The transaction was announced on Oct. 30. Constellation, a Fortune 500 company that sells Corona beer, would pay approximately $245 million for a 9.9-per-cent stake in Canopy, a Smiths Falls, Ont.-based outfit whose growing facilities include the site of a former Hershey chocolate factory.

“We realized that it was going to be hugely meaningful for the sector because, prior to that point in time, very few large institutional investors were invested in the cannabis space,” Selfe said of INFOR, which acted as financial adviser to Canopy on the deal.

“Having a global leading brand company come in and invest $250 million, after having conducted the extensive due diligence they had, we knew would be a real… endorsement, not just for Canopy and its strategy, but for the space overall,” Selfe said.

In the run-up to Canada’s planned legalization of recreational pot this summer, cannabis companies such as Canopy have been on a fundraising tear, trying to raise the money they need to gain an advantage on the competition. Canadian financial institutions helped raise $1.68 billion in 56 marijuana deals last year, according to Financial Post Data. Canaccord Genuity Corp. led the way, raising nearly $719 million from 22 deals.

“Like mining, perhaps, it’s kind of this opportunity to create a global champion or two,” said Simon Romano, partner in the capital markets and mergers and acquisitions groups at law firm Stikeman Elliott LLP.

One obstacle in the way of growth is the current illegal status of marijuana at the federal level in the United States, a cloud that continues to hang over the entire cannabis sector. Canopy and some other companies, however, have stressed that they will only conduct their business in places where it is federally legal.

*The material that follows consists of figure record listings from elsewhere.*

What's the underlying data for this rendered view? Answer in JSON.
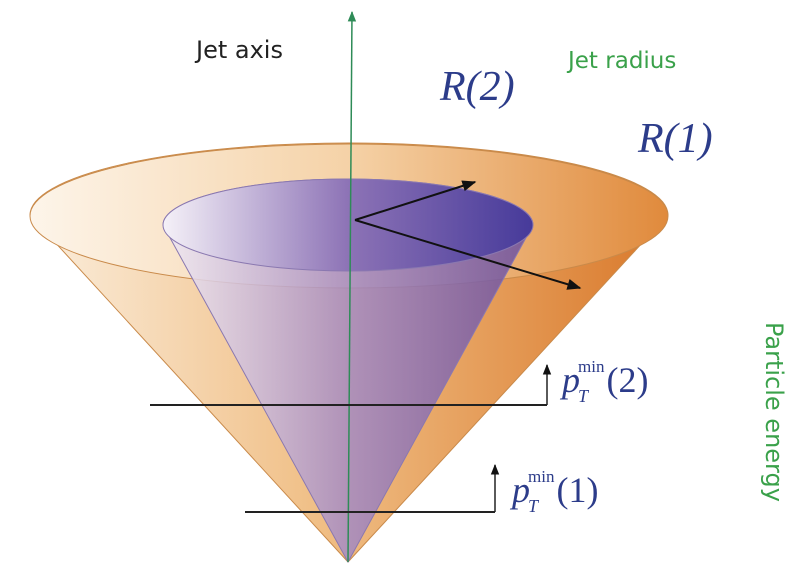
{
  "labels": {
    "jet_axis": "Jet axis",
    "jet_radius": "Jet radius",
    "r2": "R(2)",
    "r1": "R(1)",
    "particle_energy": "Particle energy"
  },
  "thresholds": [
    {
      "symbol": "p",
      "subscript": "T",
      "superscript": "min",
      "argument": "(2)"
    },
    {
      "symbol": "p",
      "subscript": "T",
      "superscript": "min",
      "argument": "(1)"
    }
  ]
}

And even with rumblings coming from south of the border, dealmaking in the Canadian cannabis sector has still continued apace — and in unique ways. Stikeman acted as Canadian legal counsel late last year for what ended up being a $135-million initial public offering of Cannabis Strategies Acquisition Corp., a company specifically formed to buy marijuana-related businesses.

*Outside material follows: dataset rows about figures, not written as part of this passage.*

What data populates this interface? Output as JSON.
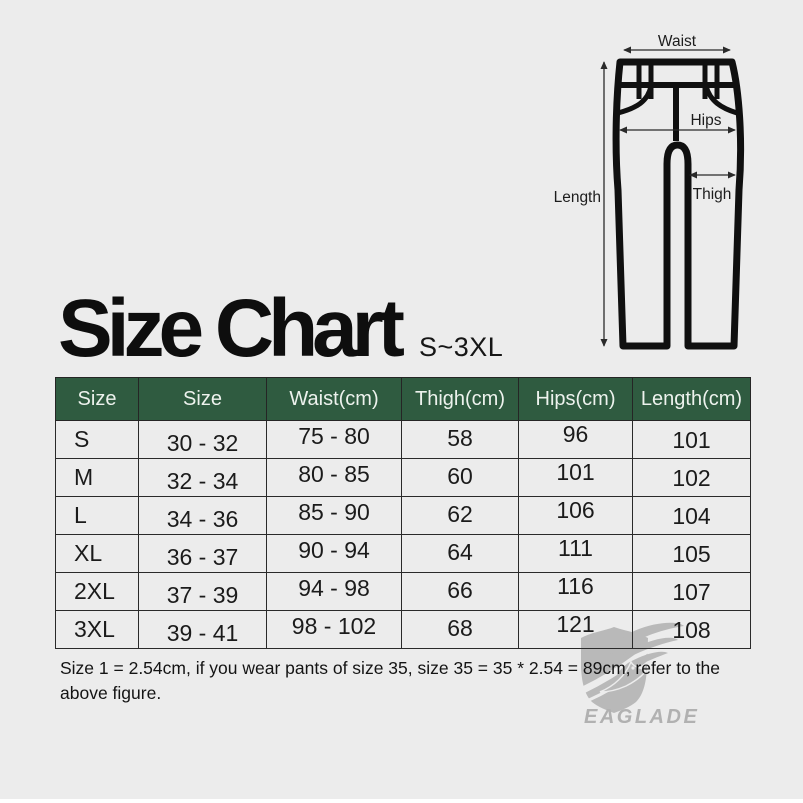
{
  "colors": {
    "page_bg": "#ececec",
    "header_bg": "#2f5b40",
    "header_text": "#edf2ed",
    "body_text": "#1b1b1b",
    "outline": "#101010",
    "watermark": "#b9b9b9"
  },
  "title": {
    "text": "Size Chart",
    "range": "S~3XL"
  },
  "diagram": {
    "labels": {
      "waist": "Waist",
      "hips": "Hips",
      "thigh": "Thigh",
      "length": "Length"
    }
  },
  "chart_data": {
    "type": "table",
    "title": "Size Chart",
    "subtitle": "S~3XL",
    "columns": [
      "Size",
      "Size",
      "Waist(cm)",
      "Thigh(cm)",
      "Hips(cm)",
      "Length(cm)"
    ],
    "rows": [
      [
        "S",
        "30 - 32",
        "75 - 80",
        "58",
        "96",
        "101"
      ],
      [
        "M",
        "32 - 34",
        "80 - 85",
        "60",
        "101",
        "102"
      ],
      [
        "L",
        "34 - 36",
        "85 - 90",
        "62",
        "106",
        "104"
      ],
      [
        "XL",
        "36 - 37",
        "90 - 94",
        "64",
        "111",
        "105"
      ],
      [
        "2XL",
        "37 - 39",
        "94 - 98",
        "66",
        "116",
        "107"
      ],
      [
        "3XL",
        "39 - 41",
        "98 - 102",
        "68",
        "121",
        "108"
      ]
    ]
  },
  "note": {
    "lines": [
      "Size 1 = 2.54cm, if you wear pants of size 35, size 35 = 35 * 2.54 = 89cm, refer to the",
      "above figure."
    ]
  },
  "brand": {
    "name": "EAGLADE"
  }
}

“I think that’s just telling for where the sector is going,” Romano said of raising that much money to sniff out cannabis-connected opportunities.

On the finance side, the Cannabis Strategies IPO was underwritten by Canaccord Genuity Group Inc. Graham Saunders, head of capital markets origination at Canaccord Genuity Corp., one of the biggest underwriters of cannabis deals in Canada, called it “a very busy year for financings in the cannabis sector.”

“M&A started to show up as well,” Saunders added in an email. “The cannabis business requires lots of capital to be developed. The market has been very accommodating and functional for capital raises for these companies.”

The scale of dealmaking could be set to increase, as until recently, dealmaking in the Canadian cannabis industry had been chiefly left up to independents like Canaccord. The entrance of bigger banks could pave the way for bigger deals, with some interest already evident.

Canadian Imperial Bank of Commerce, along with Farm Credit Canada, extended a $20-million credit facility last April to Markham, Ont.-based MedReleaf Corp., the medical marijuana company chief executive officer Neil Closner confirmed. Meanwhile, this month Bank of Montreal became the first major Canadian bank to help lead an equity financing for a medical cannabis company, joining other underwriters in a potentially $230.8-million share sale by Canopy.

As the list of licensed pot producers continues to grow longer, the stage is being set for further financing and mergers and acquisitions. “We don’t see any changes in the momentum of either activity,” Saunders said.

Or, as Romano put it, there is a “remarkable interest in people not wanting to get left behind in this race to legalization.”

In January, Alberta-based Aurora Cannabis Inc. agreed to buy Saskatoon’s CanniMed Therapeutics Inc. for $1.1 billion in a hostile-turned-friendly deal after months of negotiations.

“There will be a maturing and some people will make money and some people will lose money in the next two, three years, I would expect,” Romano said. “But, right now, it’s just fear of missing out.”